A nonpartisan policy research group in Pennsylvania is doubling down on its assertion that the state would be better served by a severance tax on oil and gas, adding that Pennsylvania is getting “shortchanged” by the impact fee under Act 13, the state’s omnibus Marcellus Shale law.

In a four-page position paper released last month, the Pennsylvania Budget and Policy Center (PBPC) said replacing the impact fee with a modest 4% severance tax could generate $1.2 billion annually by the 2019-20 fiscal year, an amount triple that of the current fee.

Other options, according to the PBPC, would be for Pennsylvania to adopt the severance tax rates of either Texas or neighboring West Virginia.

Citing various incentives and adjustments in both states, the organization said the severance tax rate for Texas came out to about 6.5%, while in West Virginia the rate was about 4.3%. Under those scenarios, the PBPC said Pennsylvania could see a revenue gain of $2.41 billion by the 2023-24 fiscal year using Texas’ rate, and $1.45 billion using West Virginia’s.

“Both West Virginia and Texas get a better deal for their citizens from the development of a one-time and non-mobile than Pennsylvania does,” the PBPC said. “If Pennsylvania were to replace its impact fee with a severance tax rate comparable to those in effect in either Texas or West Virginia, there would be a substantial revenue gain.

“At a time when state tax revenue collections are stagnant and lawmakers are looking for additional revenue to prevent further cuts to education, health care, human services, and infrastructure, Pennsylvania should replace its current ineffective drilling impact fee with a reasonable natural gas severance tax.”

The PBPC said that under a “moderate” production scenario — assuming 1,400 new wells per year, coupled with gas prices adhering to the most recent forecast by the U.S. Energy Information Administration (EIA) — Pennsylvania would collect $382 million in impact fee revenue by the 2019-20 fiscal year. By comparison, West Virginia and Texas would collect $1.36 billion and $2.05 billion, respectively.

“As production increased over time, the gap grows larger between the revenue generated at the West Virginia of Texas tax rates and from Pennsylvania’s impact fee,” the PBPC said.

The gap remains even under a lower scenario that assumes 1,100 new wells per year and a low future natural gas price of $3.00/Mcf. Under that scenario, Pennsylvania would collect $332 million in impact fee revenue by the 2019-20 fiscal year, but West Virginia and Texas would collect $715 million and $1.07 billion, respectively, through their severance taxes.

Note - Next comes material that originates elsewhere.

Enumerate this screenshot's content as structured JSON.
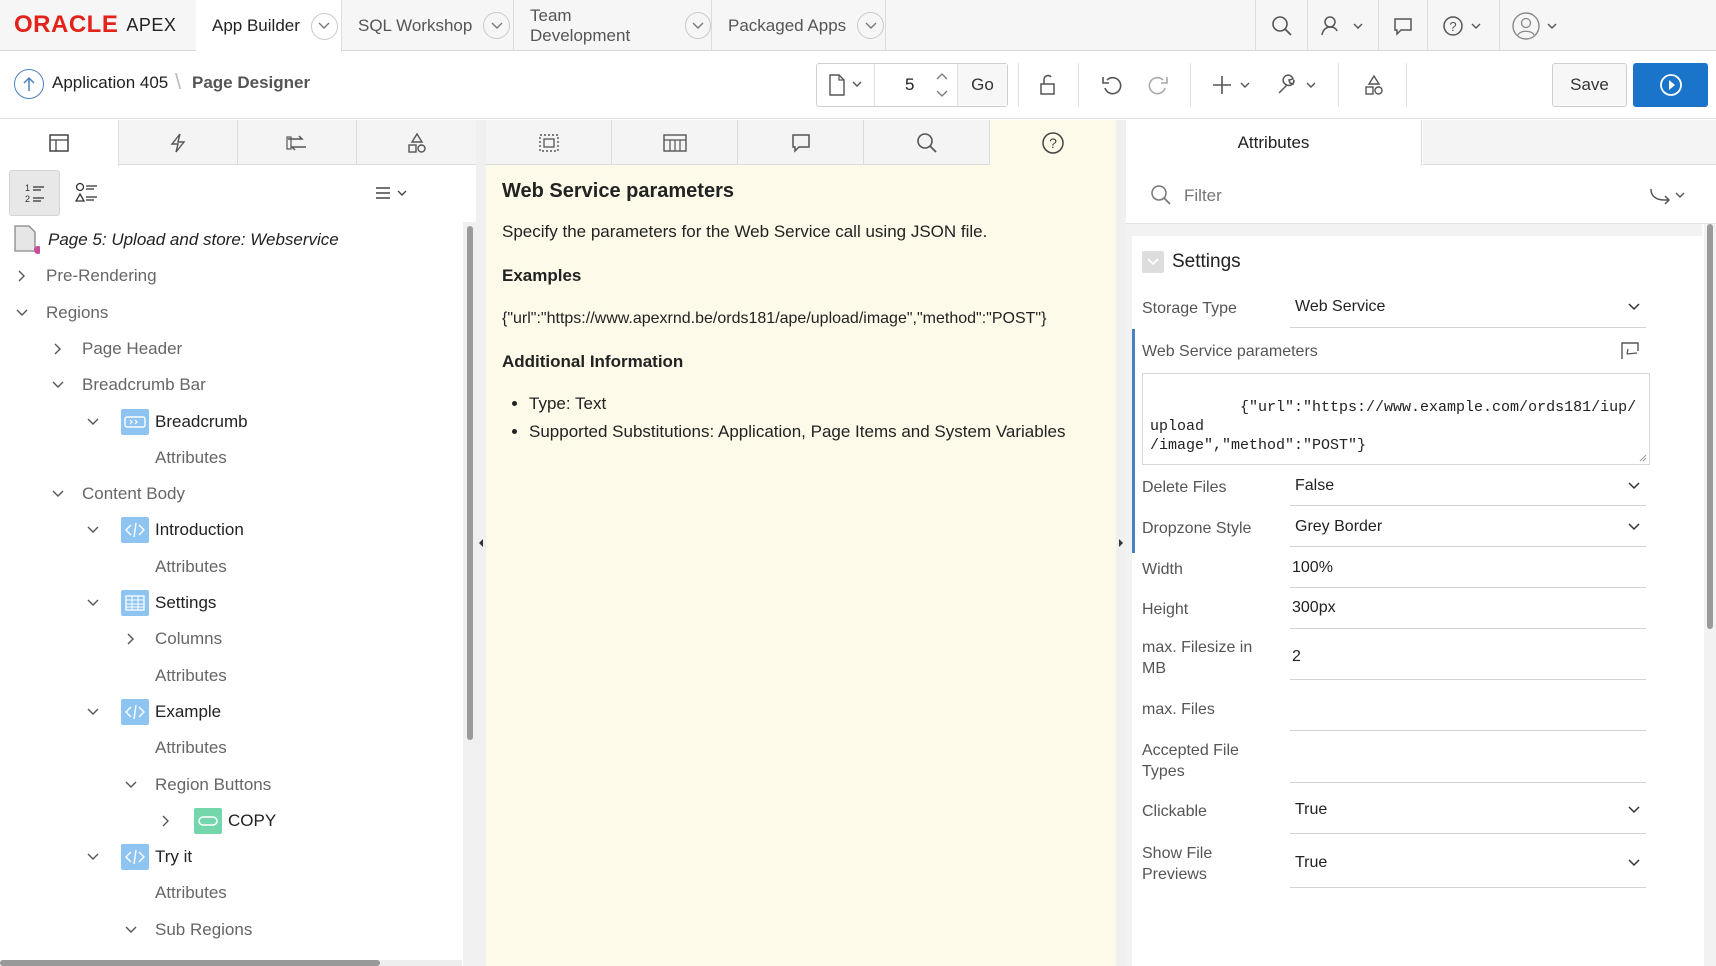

It’s not the first time the PBPC has come out in favor of a severance tax. Last year, the group said Pennsylvania could have collected nearly twice the revenue it received in impact fees on Marcellus Shale natural gas drilling if it had implemented a severance tax instead (see Shale Daily, Sept. 17, 2012).

Patrick Henderson, energy executive to Pennsylvania Gov. Tom Corbett, said the impact fee has generated $406 million in the past 10 months and added “these funds are benefiting all Pennsylvanians, right now.

“It’s not surprising that the PBPC wants to adopt a severance tax. They would rather value an industry by how much they pay in taxes rather than the jobs they create. Gov. Corbett would rather help create jobs than create new taxes.”

The impact “fee” was conceived as an end-around to gain support from Republicans, who, in line with the conservative Tea Party, steadfastly refused to consider any new taxes (seeShale Daily, Feb. 8, 2012). During the gubernatorial campaign in 2010, Corbett said he would not support a severance tax.

According to the Washington, DC-based Resources for the Future’s Center for Energy Economics and Policy, 26 of 31 states surveyed levy severance taxes on natural gas. Of those, 18 states — including Texas, West Virginia and Wyoming — levy a severance tax based on a percentage of the market value of the gas extracted, while five states — California, Louisiana, North Carolina, North Dakota and Ohio — levy a tax based on a fixed dollar amount. Three states — Indiana, Oklahoma and Utah — use a hybrid system.

Neighboring West Virginia, a mid-range volume producer, charges 12.3 cents/Mcf, which equates to a 5% severance tax.

Last week, U.S. Rep. Allyson Schwartz (D-Jenkintown), who has declared her candidacy for the gubernatorial race in 2014, said she would enact a 5% severance tax on natural gas if elected, adding that over a decade such a tax could generate $13.2 billion in revenue for the state (see Shale Daily, Sept. 6).